Nowadays, they have all these newfangled self-diagnosis tools anyone with an Internet connection can access. They have links to all possible implications of your symptom, alternative remedies, message boards about the symptom, and entire communities founded on real or imagined disease. It is truly amazing and in my experience, often a better resource than your physician.

But where's the fun in that? 

On my next trip home, I'm hijacking my family's copy of this book so I can be a hit at parties. Heck, you could probably call me for (mostly unsolicited) medical advice now and get similar accuracy! I'm pretty sure my PayPal link shows up on here.



DEAR INTERTRON: A Letter to Grandpa

My grandfather died recently. We were rather close. I wrote a letter to him the night before he died, stamped and addressed it, and was ready to send it off in the mail the morning my dad called to break the news. I'm kicking myself for not writing and sending it earlier as I had planned to, but it will make me feel better to put it out into the blogosphere. I had handwritten it, but here is the transcript in its entirety.


Dear Grandpa,
I wanted to write you to say goodbye as I can't be there and I know how hard it is for you to talk on the phone right now. As I contemplate what I'll write, I walk myself through a lot of memories.

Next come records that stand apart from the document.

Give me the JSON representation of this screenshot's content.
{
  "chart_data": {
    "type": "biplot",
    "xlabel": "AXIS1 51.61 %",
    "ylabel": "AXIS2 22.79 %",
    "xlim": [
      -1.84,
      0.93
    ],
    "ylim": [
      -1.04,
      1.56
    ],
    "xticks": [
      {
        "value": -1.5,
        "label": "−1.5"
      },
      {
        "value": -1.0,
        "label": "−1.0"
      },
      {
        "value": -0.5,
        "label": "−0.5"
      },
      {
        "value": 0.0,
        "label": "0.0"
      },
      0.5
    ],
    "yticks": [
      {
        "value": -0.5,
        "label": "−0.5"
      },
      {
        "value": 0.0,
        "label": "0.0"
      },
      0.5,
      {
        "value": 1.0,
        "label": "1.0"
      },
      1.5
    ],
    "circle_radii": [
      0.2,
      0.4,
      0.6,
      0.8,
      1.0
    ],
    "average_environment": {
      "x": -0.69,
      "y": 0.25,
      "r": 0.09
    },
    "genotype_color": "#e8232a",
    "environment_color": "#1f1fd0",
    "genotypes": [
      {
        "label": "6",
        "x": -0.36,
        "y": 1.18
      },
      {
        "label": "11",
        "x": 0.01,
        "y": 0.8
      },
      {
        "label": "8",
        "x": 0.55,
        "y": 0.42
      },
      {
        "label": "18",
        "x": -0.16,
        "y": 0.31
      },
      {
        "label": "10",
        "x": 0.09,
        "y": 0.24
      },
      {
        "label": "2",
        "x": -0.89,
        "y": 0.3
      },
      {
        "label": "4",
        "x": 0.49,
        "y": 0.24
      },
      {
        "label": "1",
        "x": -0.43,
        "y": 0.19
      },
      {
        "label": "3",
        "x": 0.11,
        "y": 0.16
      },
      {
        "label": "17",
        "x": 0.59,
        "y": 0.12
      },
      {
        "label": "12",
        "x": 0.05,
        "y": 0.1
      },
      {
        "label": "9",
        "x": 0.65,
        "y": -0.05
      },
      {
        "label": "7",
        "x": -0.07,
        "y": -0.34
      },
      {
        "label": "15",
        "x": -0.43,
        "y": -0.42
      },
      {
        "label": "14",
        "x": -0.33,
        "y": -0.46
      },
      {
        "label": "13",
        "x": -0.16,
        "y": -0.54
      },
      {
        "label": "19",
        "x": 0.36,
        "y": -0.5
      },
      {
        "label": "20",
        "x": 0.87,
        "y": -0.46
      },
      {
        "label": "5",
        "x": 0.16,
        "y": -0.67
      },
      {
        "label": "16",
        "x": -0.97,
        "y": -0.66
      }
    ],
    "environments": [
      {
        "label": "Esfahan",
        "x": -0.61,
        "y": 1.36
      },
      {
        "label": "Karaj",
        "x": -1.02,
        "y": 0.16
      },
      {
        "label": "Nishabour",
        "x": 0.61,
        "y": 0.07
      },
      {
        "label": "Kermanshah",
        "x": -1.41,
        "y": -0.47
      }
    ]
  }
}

I remember playing you in HORSE on the miniature plastic basketball goal at my parents' house. I remember your praise when I won the "jackpot" on your slot machine as well as your endless supply of nickels to keep the thing running. I remember how you told us cousins to keep it down in the basement. I remember rolling down the backyard hill at your old house. I remember the generous gifts you and Grandma showered on us at birthdays and Xmas, no matter the cost. I remember the time you scolded Devin and me for picking a bunch of flowers out of your yard in an ill-fated attempt to make a perfume for April. I remember how you took care of Colin when he got poison ivy all over his legs, covering him in calamine with your bare hands. I remember waking up in the middle of the night to sounds of a train and asking Grandma if you were working on it. I remember interviewing you about your childhood for a school paper on the Great Depression. I remember creaking floors, a dishwasher running, and orange rolls early in the morning. I remember sitting on your couch covered in blankets and struggling to stay awake even though you were watching golf. I remember how you always had snacks waiting for us and how you started making me macaroni and cheese at every family gathering once I stopped eating meat. I remember you slipping me rolls of quarters to do laundry in college. I remember always having at least five options for dessert, be it pudding, ice cream, or pies, after every meal. I remember never leaving your house without a cold pop to drink on the way home. I remember your laughter when you opened an Xmas gift from my family, a pair of shoes, one shoe at a time. I remember seeing your face in the crowd at basketball games, piano recitals, swim meets, and graduations. I remember calling you every other weekend after I moved to San Francisco and begging you to come visit. More than anything, I remember simply your quiet, stern, selfless presence in our lives growing up, and I'm not sure what life will be like without it.

Reading through these memories will, I hope, bring a smile to your face, and that is how I'd like to bid you farewell. I love you!


P.S. Sorry for my handwriting; I know you always said it was horrible.